Catch it –to get into trouble and receive punishment; to understand
"We're going to catch it if she comes back to the office early."
Play ball–to cooperate with someone
"As soon as both sides sign the contract, then we can play ball."
The way the ball bounces–fate, inevitability, destiny; randomness
"It's just the way the ball bounces, whether your application is accepted or not."
Sporting chance–a reasonably good possibility
"We thought we had a sporting chance when the other company withdrew its bid."
Whole new ball game–a new set of circumstances
"We found our way around Washington, D.C., without getting lost, but New York City is a whole new ball game."
Ballpark figure–an estimate
"At this time all we need is a ballpark figure. Exactness comes later."
Have the ball in someone's court–to have to make a response or take action
"We've made our proposal, so the ball's in their court now."
Bench–to withdraw someone; to stop someone from participating
"The director of the play benched the lead actress because she was always late for rehearsals."
On the ball–knowledgeable; competent; attentive
"If we were on the ball, the bills would have been paid on time."
Be a hit–to please someone; be a success
"The award ceremony was a hit, attracting an overflow crowd."
Step up to the plate–to act; take, accept responsibility
"Mary needs to step up to the plate and decide which proposal will best serve the interests of the company."
Strike out–to fail
"John struck out with his book proposal; he received a rejection letter from the publisher today."
Throw a curve–to fool, surprise; to bring up the unexpected
"The boss threw us a curve ball when he announced that each employee would have to bring his own food to the company picnic."
Off base–unrealistic; inexact; wrong
His cost estimate was way off base, far higher than warranted by current prices for labor and materials.
Out of left field–irrelevant; unexpected
His silly proposals for solving the problem came out of left field.

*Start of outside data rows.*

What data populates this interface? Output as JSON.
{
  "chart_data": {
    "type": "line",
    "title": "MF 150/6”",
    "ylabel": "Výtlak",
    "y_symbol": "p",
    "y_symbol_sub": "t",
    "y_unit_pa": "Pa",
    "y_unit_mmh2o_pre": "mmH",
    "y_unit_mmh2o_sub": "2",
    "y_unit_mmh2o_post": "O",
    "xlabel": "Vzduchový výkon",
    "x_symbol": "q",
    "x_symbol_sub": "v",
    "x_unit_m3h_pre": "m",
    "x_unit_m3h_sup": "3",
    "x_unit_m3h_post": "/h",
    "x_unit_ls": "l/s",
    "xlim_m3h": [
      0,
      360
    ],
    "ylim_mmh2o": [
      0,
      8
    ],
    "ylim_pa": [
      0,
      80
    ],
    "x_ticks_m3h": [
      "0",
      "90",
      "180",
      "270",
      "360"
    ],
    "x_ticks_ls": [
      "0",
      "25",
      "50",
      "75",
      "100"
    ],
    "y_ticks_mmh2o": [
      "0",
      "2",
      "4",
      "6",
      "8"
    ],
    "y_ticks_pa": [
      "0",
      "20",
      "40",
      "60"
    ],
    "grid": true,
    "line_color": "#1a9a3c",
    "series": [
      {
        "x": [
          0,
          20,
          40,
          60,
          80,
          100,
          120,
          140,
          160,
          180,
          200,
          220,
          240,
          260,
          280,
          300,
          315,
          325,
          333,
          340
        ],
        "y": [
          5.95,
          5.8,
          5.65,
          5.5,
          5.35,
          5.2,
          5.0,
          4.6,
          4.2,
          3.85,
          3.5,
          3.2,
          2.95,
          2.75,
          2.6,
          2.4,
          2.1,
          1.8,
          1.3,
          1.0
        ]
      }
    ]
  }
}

Full court press–intense pressure, effort
"The committee put on a full court press to collect the necessary funds."
Slam dunk–tremendous success; outstanding accomplishment
"The show was a slam dunk for the artist, who sold every painting he exhibited."
Pull one's punches–to hold back in one's criticism
"My English teacher doesn't pull any punches when it comes to discipline. She maintains an orderly classroom."
Throw in the towel–to quit; to give up
"When they found out he was receiving bribes, the Senator knew it was time to throw in the towel."
Against the ropes–about to fail, be defeated; at the point of exhaustion
"Already having been turned down twice for a loan, John was against the ropes when he asked a third bank to finance the car he had agreed to buy."
Bowl over–to surprise or overwhelm
"When I heard the news that I got the new job, it bowled me over."
American football idioms
End run–to avoid the usual procedures and authorities.
"He made an end run around his boss and got money for the project directly from the president of the company."
Huddle–to gather together to consult
"The board of directors huddled to discuss an anticipated protest by workers."
Horse racing idioms
Horse around–to waste time; to be careless
"During the meeting the boss shouted, 'Stop horsing around and get to work.'"
Down to the wire–to complete something at the last minute
"The student went down to the wire, turning in her essay just as the class bell rang."